In the next three weeks, President Clinton, who criticized China during his campaign for human rights abuses, must decide whether to extend China's most favored nation (MFN) trade status for another year.

A Clinton emissary told Beijing May 12 that MFN conditions loom: Renewal will be pegged to an improved Chinese track record in human rights, trade, and arms sale reductions.

Still unknown is how the president will juggle human rights activists' demands for sanctions with US businesses' pleas to preserve access to China's booming market.

Chinese officials hope Clinton will tread carefully and act by executive order. That would take the issue out of congressional hands and hopefully end the yearly tussle over the China's MFN status that began when the Army crushed a peaceful pro-democracy movement in 1989, Chinese and Western analysts believe.

One face-saving move that would buy time for China would be for Clinton to renew China's trade status without conditions this year, but peg next year's extension to progress on human rights, arms control, and trade. Another scenario viewed here as less damaging would be to impose human rights conditions while handling trade and weapons sales separately.

"The US Congress and administration have started to take a relatively realistic approach toward China instead of solely taking the ideological orientation," said an editorial in Shanghai's Liberation Daily, which is considered the mouthpiece of paramount leader Deng Xiaoping. "The Congress and administration have been trying to create a favorable and predictable policy framework for Sino-US trade and will adopt a more flexible policy on the MFN issue," the newspaper said.

China has been on its better behavior recently. Anxious to soothe US critics and impress Olympic officials who will decide whether to locate the 2000 Summer games in Beijing, China has released several prominent dissidents and cut hefty US trade deals.
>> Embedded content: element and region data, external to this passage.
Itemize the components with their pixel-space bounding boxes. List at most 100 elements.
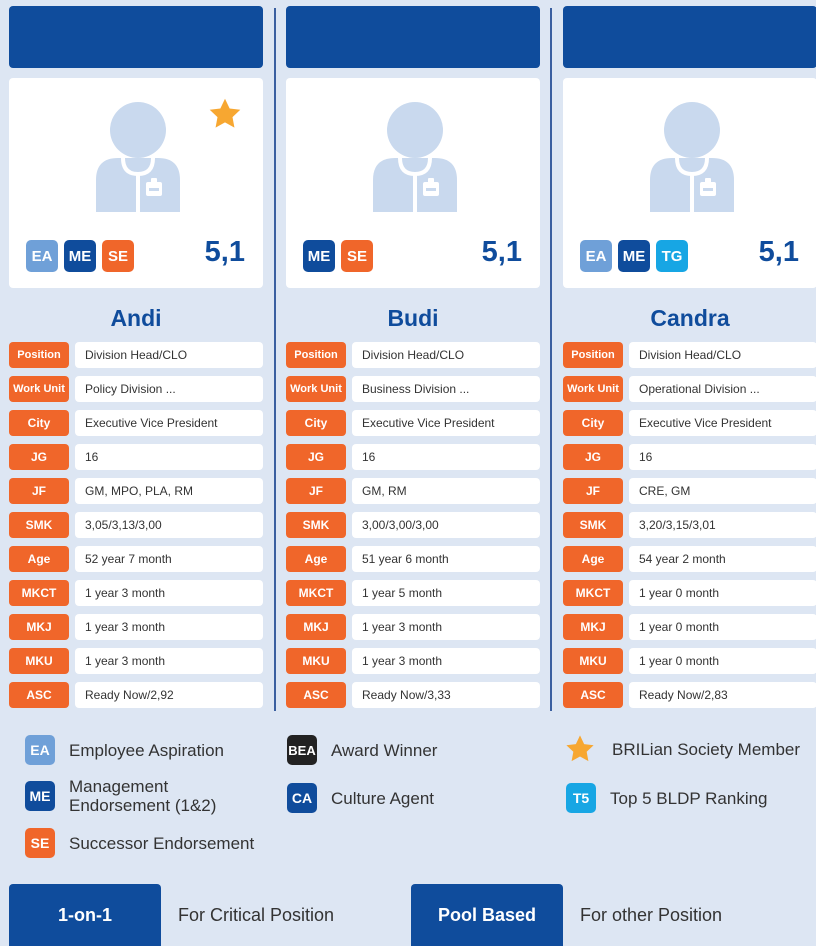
attribute-row: Age 52 year 7 month <box>9 546 263 572</box>
legend-text: Employee Aspiration <box>69 740 224 760</box>
candidate-card[interactable]: ME SE 5,1 <box>286 78 540 288</box>
star-icon <box>566 735 594 762</box>
candidate-name: Candra <box>650 305 730 331</box>
attribute-value: 16 <box>75 444 263 470</box>
attribute-label: MKJ <box>286 614 346 640</box>
candidate-header-bar <box>9 6 263 68</box>
tg-badge-icon: TG <box>656 240 688 272</box>
candidate-card[interactable]: EA ME SE 5,1 <box>9 78 263 288</box>
column-divider <box>550 8 552 711</box>
attribute-label: JG <box>286 444 346 470</box>
attribute-label: SMK <box>286 512 346 538</box>
attribute-row: SMK 3,20/3,15/3,01 <box>563 512 816 538</box>
attribute-label: Position <box>9 342 69 368</box>
legend-item-ea: EA Employee Aspiration <box>25 735 224 765</box>
attribute-value: Division Head/CLO <box>75 342 263 368</box>
me-badge-icon: ME <box>303 240 335 272</box>
attribute-row: Work Unit Business Division ... <box>286 376 540 402</box>
attribute-value: 1 year 5 month <box>352 580 540 606</box>
attribute-value: 52 year 7 month <box>75 546 263 572</box>
attribute-label: JF <box>563 478 623 504</box>
me-badge-icon: ME <box>618 240 650 272</box>
attribute-list: Position Division Head/CLO Work Unit Operat… <box>563 342 816 708</box>
attribute-value: 3,20/3,15/3,01 <box>629 512 816 538</box>
attribute-value: 54 year 2 month <box>629 546 816 572</box>
attribute-value: 16 <box>629 444 816 470</box>
badge-group: EA ME TG <box>580 240 688 272</box>
avatar-icon <box>96 102 180 212</box>
attribute-value: Ready Now/2,83 <box>629 682 816 708</box>
attribute-value: Executive Vice President <box>75 410 263 436</box>
attribute-label: ASC <box>563 682 623 708</box>
attribute-row: Position Division Head/CLO <box>286 342 540 368</box>
legend-item-ca: CA Culture Agent <box>287 783 434 813</box>
attribute-row: ASC Ready Now/2,83 <box>563 682 816 708</box>
column-divider <box>274 8 276 711</box>
attribute-label: Work Unit <box>286 376 346 402</box>
attribute-value: 1 year 0 month <box>629 580 816 606</box>
attribute-value: 1 year 0 month <box>629 614 816 640</box>
pool-based-button[interactable]: Pool Based <box>411 884 563 946</box>
badge-group: ME SE <box>303 240 373 272</box>
attribute-label: City <box>286 410 346 436</box>
legend-item-star: BRILian Society Member <box>564 733 800 765</box>
attribute-label: MKU <box>9 648 69 674</box>
attribute-row: SMK 3,05/3,13/3,00 <box>9 512 263 538</box>
legend-text: Successor Endorsement <box>69 833 255 853</box>
attribute-value: 16 <box>352 444 540 470</box>
attribute-row: City Executive Vice President <box>9 410 263 436</box>
one-on-one-button[interactable]: 1-on-1 <box>9 884 161 946</box>
attribute-label: MKCT <box>563 580 623 606</box>
attribute-row: MKCT 1 year 0 month <box>563 580 816 606</box>
attribute-label: Age <box>563 546 623 572</box>
attribute-label: JF <box>286 478 346 504</box>
footer: 1-on-1 For Critical Position Pool Based … <box>0 884 816 946</box>
attribute-value: 1 year 3 month <box>352 614 540 640</box>
attribute-label: MKU <box>563 648 623 674</box>
attribute-label: City <box>563 410 623 436</box>
attribute-value: 1 year 0 month <box>629 648 816 674</box>
attribute-value: Ready Now/3,33 <box>352 682 540 708</box>
se-badge-icon: SE <box>341 240 373 272</box>
attribute-row: MKJ 1 year 3 month <box>9 614 263 640</box>
attribute-value: Ready Now/2,92 <box>75 682 263 708</box>
legend-text: Culture Agent <box>331 788 435 808</box>
pool-based-description: For other Position <box>580 905 723 925</box>
attribute-row: JG 16 <box>563 444 816 470</box>
ea-badge-icon: EA <box>25 735 55 765</box>
candidate-score: 5,1 <box>204 236 245 268</box>
attribute-label: MKJ <box>9 614 69 640</box>
attribute-value: Business Division ... <box>352 376 540 402</box>
attribute-label: JF <box>9 478 69 504</box>
ea-badge-icon: EA <box>26 240 58 272</box>
attribute-list: Position Division Head/CLO Work Unit Busine… <box>286 342 540 708</box>
attribute-label: MKCT <box>286 580 346 606</box>
attribute-label: ASC <box>9 682 69 708</box>
bea-badge-icon: BEA <box>287 735 317 765</box>
legend-text: Management Endorsement (1&2) <box>69 777 217 815</box>
candidate-header-bar <box>563 6 816 68</box>
attribute-value: GM, RM <box>352 478 540 504</box>
attribute-label: MKJ <box>563 614 623 640</box>
attribute-row: ASC Ready Now/3,33 <box>286 682 540 708</box>
attribute-row: MKJ 1 year 0 month <box>563 614 816 640</box>
attribute-list: Position Division Head/CLO Work Unit Policy… <box>9 342 263 708</box>
attribute-label: SMK <box>9 512 69 538</box>
attribute-label: SMK <box>563 512 623 538</box>
attribute-value: Operational Division ... <box>629 376 816 402</box>
candidate-name: Andi <box>110 305 162 331</box>
me-badge-icon: ME <box>25 781 55 811</box>
attribute-row: MKU 1 year 0 month <box>563 648 816 674</box>
attribute-label: MKCT <box>9 580 69 606</box>
badge-group: EA ME SE <box>26 240 134 272</box>
attribute-row: Work Unit Operational Division ... <box>563 376 816 402</box>
attribute-label: Position <box>286 342 346 368</box>
attribute-row: JF GM, RM <box>286 478 540 504</box>
attribute-value: 1 year 3 month <box>352 648 540 674</box>
se-badge-icon: SE <box>25 828 55 858</box>
avatar-icon <box>650 102 734 212</box>
attribute-value: 51 year 6 month <box>352 546 540 572</box>
attribute-value: Executive Vice President <box>629 410 816 436</box>
candidate-card[interactable]: EA ME TG 5,1 <box>563 78 816 288</box>
attribute-row: JG 16 <box>286 444 540 470</box>
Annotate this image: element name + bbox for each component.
Even after last week's message that a conditional trade status is likely, Foreign Ministry spokesman Wu Jianmin stopped short of past shrill charges of bullying by Washington and hints that China might impose its own sanctions.

"The US government has not made an official decision on the question of China's MFN status," he said.

Chinese officials and analysts, even some critics of the government, worry that trade limitations imposed by the United States will endanger the first prosperity China has enjoyed in years and trigger new tensions.

Deftly, diplomats say, China is trying to exploit the dilemma facing Clinton. On one hand, the president must respond to outrage over the 1989 massacre of pro-democracy demonstrators, the use of prison labor to make exports, religious persecution, repression in Tibet, and a free-wheeling arms trade.

On the other hand, he faces domestic pressure to boost the sagging economy and US competitiveness overseas. With an eye on reducing its huge trade surplus with the US, Chinese delegations have been criss-crossing the States recently, buying aircraft, cars, fertilizer, and grain.

"The United States is the only country where human rights in China is still an issue," says a Middle Eastern diplomat in Beijing. "But China knows the US must improve its economy and is shrewdly trying to exploit these problems."